Jitendra, thank you for taking a look at this patch.
...it seems the encrypted key is obtained from namenode via rpc for every block...
Actually, we cache the encryption key so that we don't need to keep repeating that RPC. (This is true on current trunk and with my patch too.) The key retrieval is now wrapped behind the DataEncryptionKeyFactory interface. There are 2 implementors of this: the DFSClient itself and the NameNodeConnector used by the balancer. In both of those classes, if you look at the newDataEncryptionKey method, you'll see that they lazily fetch a key and cache it for as long as the key expiry.
getEncryptedStreams doesn't use access token. IMO the user and the password should be derived from the accesstoken rather than the key.
Thanks for catching that. This is a private method, so I can easily remove access token from the signature. We can't change the user/password calculation for the encrypted case now without breaking compatibility.
It might make sense to define the defaults for the new configuration variables in hdfs-default and/or as constants. It helps in code reading at times.
The patch documents the new properties dfs.data.transfer.protection and dfs.data.transfer.saslproperties.resolver.class in hdfs-default.xml. The default values are set to empty/undefined. I think this is what we want, because it's an opt-in feature. Let me know if you had any other configuration properties in mind.

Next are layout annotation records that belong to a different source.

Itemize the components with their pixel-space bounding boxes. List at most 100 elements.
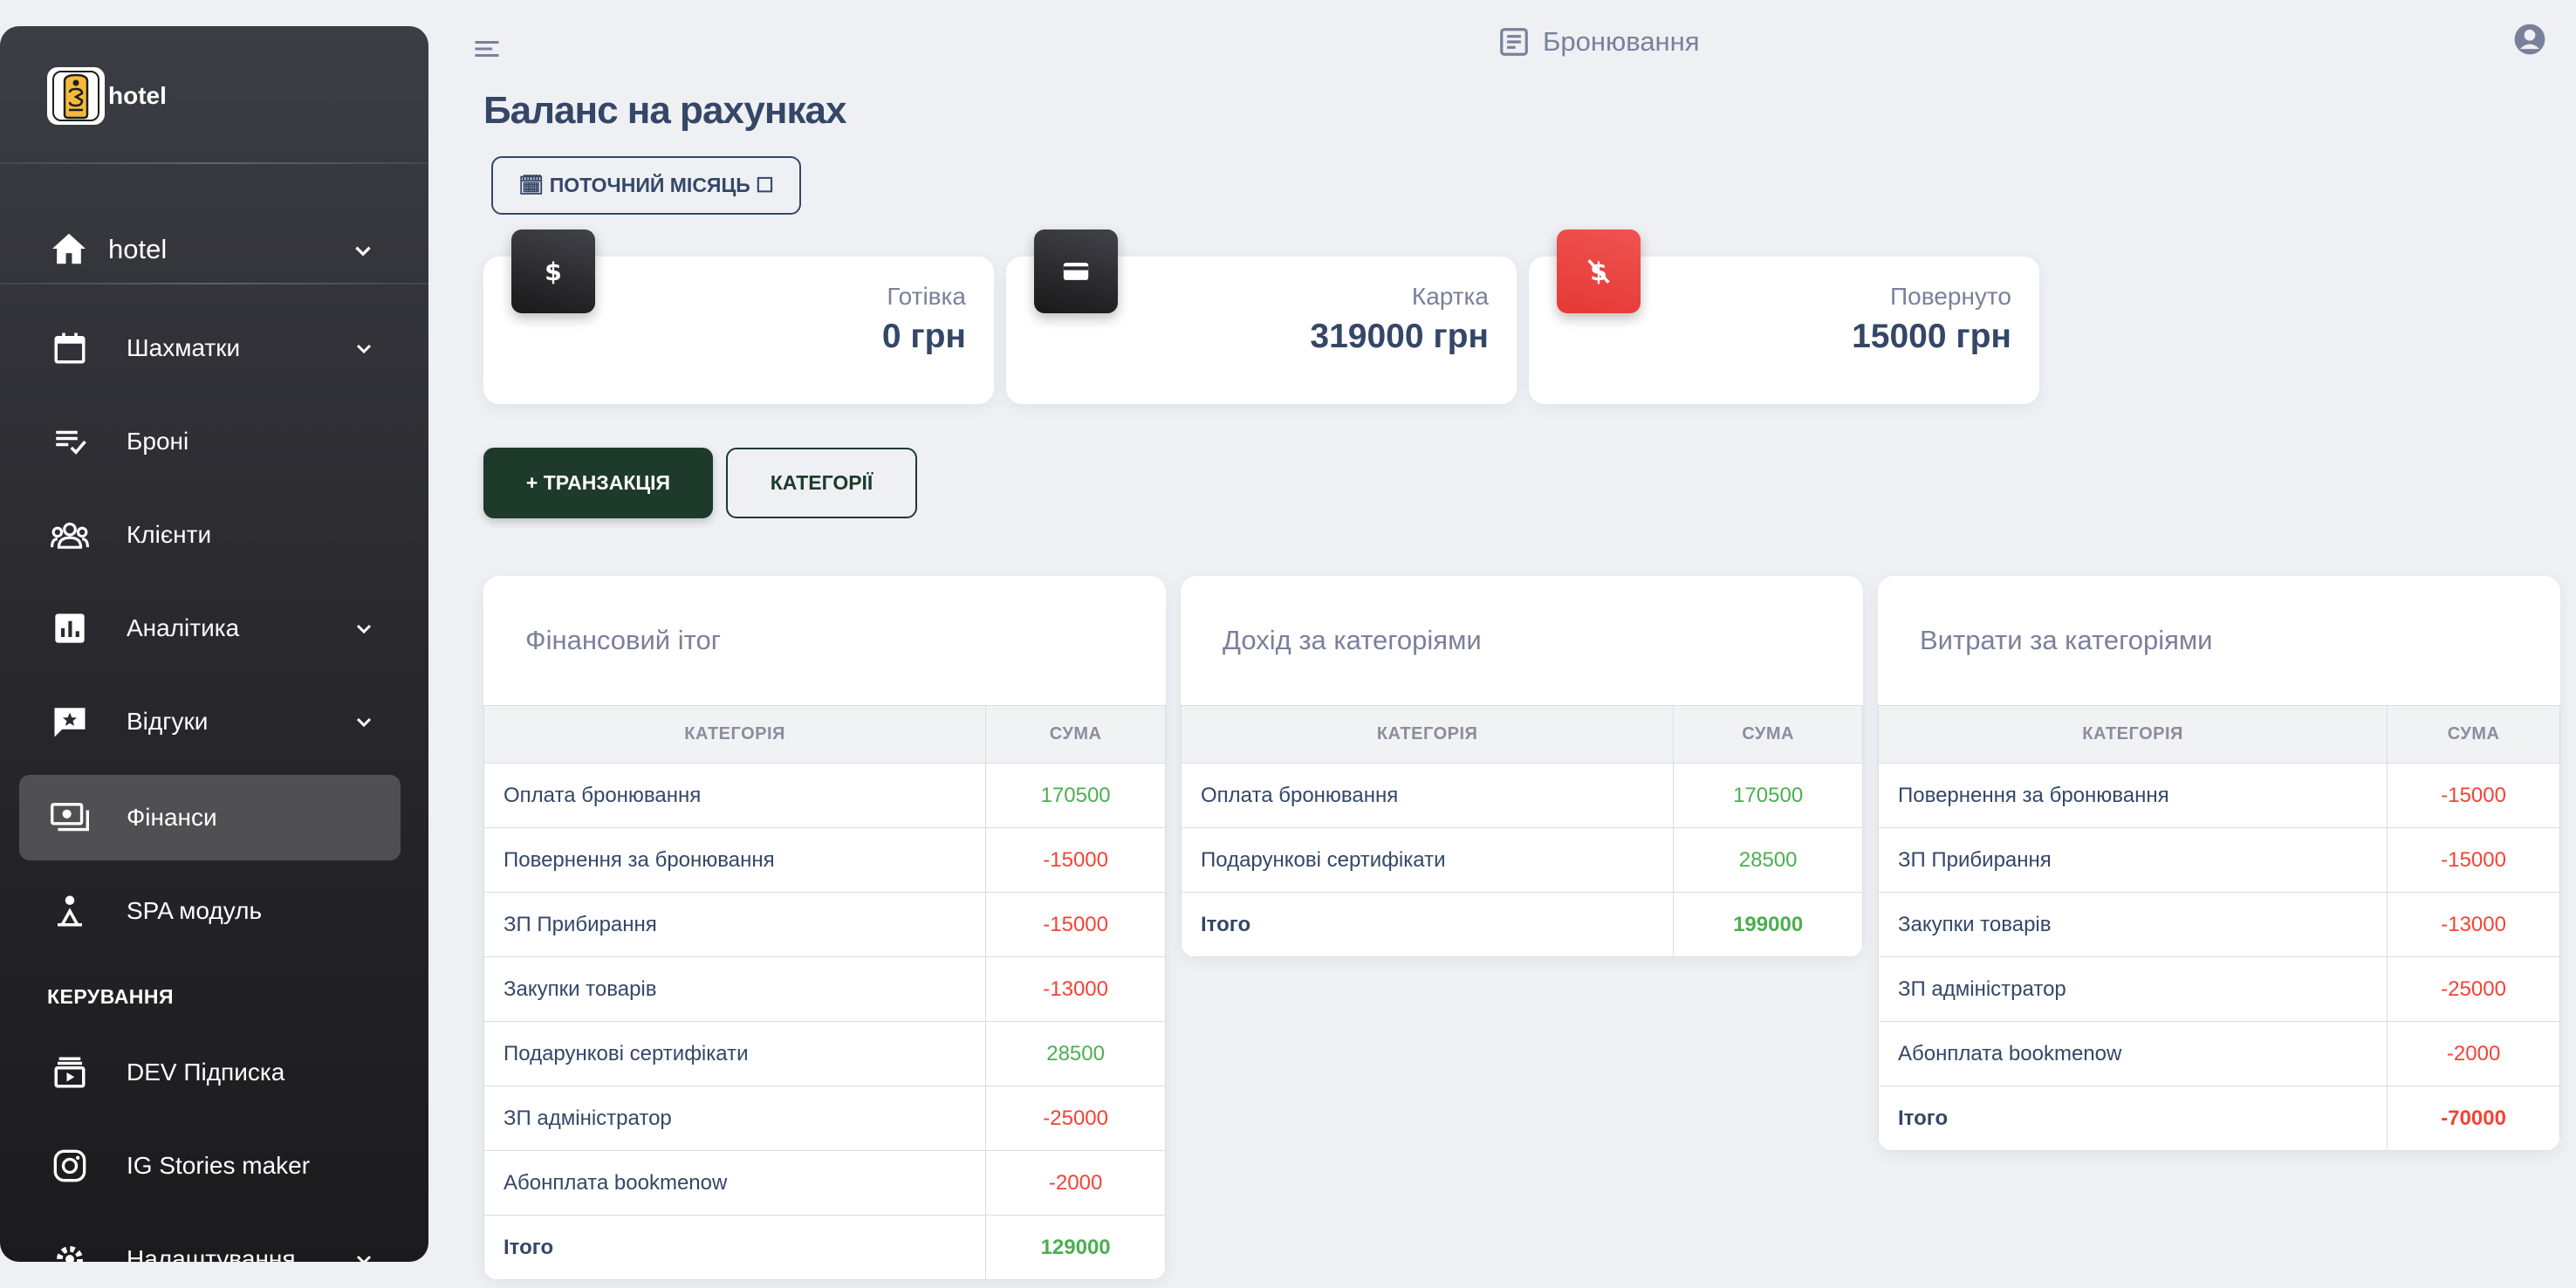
sidebar-item-label: DEV Підписка: [127, 1058, 285, 1086]
table-row: Абонплата bookmenow -2000: [1878, 1021, 2560, 1086]
home-icon: [51, 232, 87, 272]
data-table: КАТЕГОРІЯ СУМА Оплата бронювання 170500 П…: [1181, 705, 1863, 957]
sidebar-item-dev-subscription[interactable]: DEV Підписка: [19, 1030, 401, 1115]
section-title: КЕРУВАННЯ: [47, 985, 175, 1008]
dollar-icon: $: [511, 230, 595, 313]
top-bar-title-text: Бронювання: [1543, 26, 1700, 57]
total-amount: 199000: [1673, 892, 1863, 957]
chevron-down-icon: [353, 1249, 374, 1262]
total-label: Ітого: [1878, 1086, 2388, 1151]
stat-value: 0 грн: [881, 318, 966, 355]
page-title: Баланс на рахунках: [483, 89, 846, 132]
table-title: Фінансовий ітог: [525, 625, 722, 655]
sidebar-item-label: IG Stories maker: [127, 1152, 311, 1179]
table-row: Оплата бронювання 170500: [1181, 763, 1863, 828]
sidebar-item-shakhmatky[interactable]: Шахматки: [19, 305, 401, 391]
table-row: ЗП Прибирання -15000: [1878, 827, 2560, 893]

Log.debug should be wrapped inside if (Log.isDebugEnabled()) condition.
The new classes use slf4j. (There was some discussion on mailing lists a few months ago about starting to use this library in new classes.) With slf4j, it's no longer necessary to check isDebugEnabled. slf4j accepts string substitution variables using varargs, and it checks the log level internally first before doing any string concatenation. Explicitly checking isDebugEnabled wouldn't provide any performance benefit.
checkTrustAndSend obtains new encryption key, irrespective of the qop needed. I believe the encryption key is needed only for specialized encryption case.
The 2 implementations of DataEncryptionKeyFactory mentioned above only retrieve an encryption key if encryption is enabled (NameNode is configured with dfs.encrypt.data.transfer=true). For a deployment configured with SASL on DataTransferProtocol, this will be false, so it won't actually get a key. I'll put a comment in SaslDataTransferClient to clarify this.
SaslDataTransferClient object in NameNodeConnector.java seems out of place, the NameNodeConnector is supposed to encapsulate only namenode connections. Can we avoid the saslClient in this class?
Yeah, what was I thinking there? This is needed by the balancer for its DataNode communication when it needs to move blocks. Let me see if I can move it right into the Balancer class.
RemotePeerFactory.java: Javadoc needs update.
Will do. Thanks for the catch.
Minor nit: checkTrustAndSend returns null for skipping handshake which has to be checked in the caller. It could just return the same stream pair, which otherwise every caller has to do.
I actually need to use null as a sentinel value. In peerSend, I need to know whether or not a SASL handshake was performed, and if so, wrap the peer in an instance of EncryptedPeer (which would be better named SaslPeer at this point, but we can refactor that later). If I returned a non-null IOStreamPair always, then I wouldn't be able to do this check.
I'll get to work on a new revision that incorporates your feedback. Thanks again!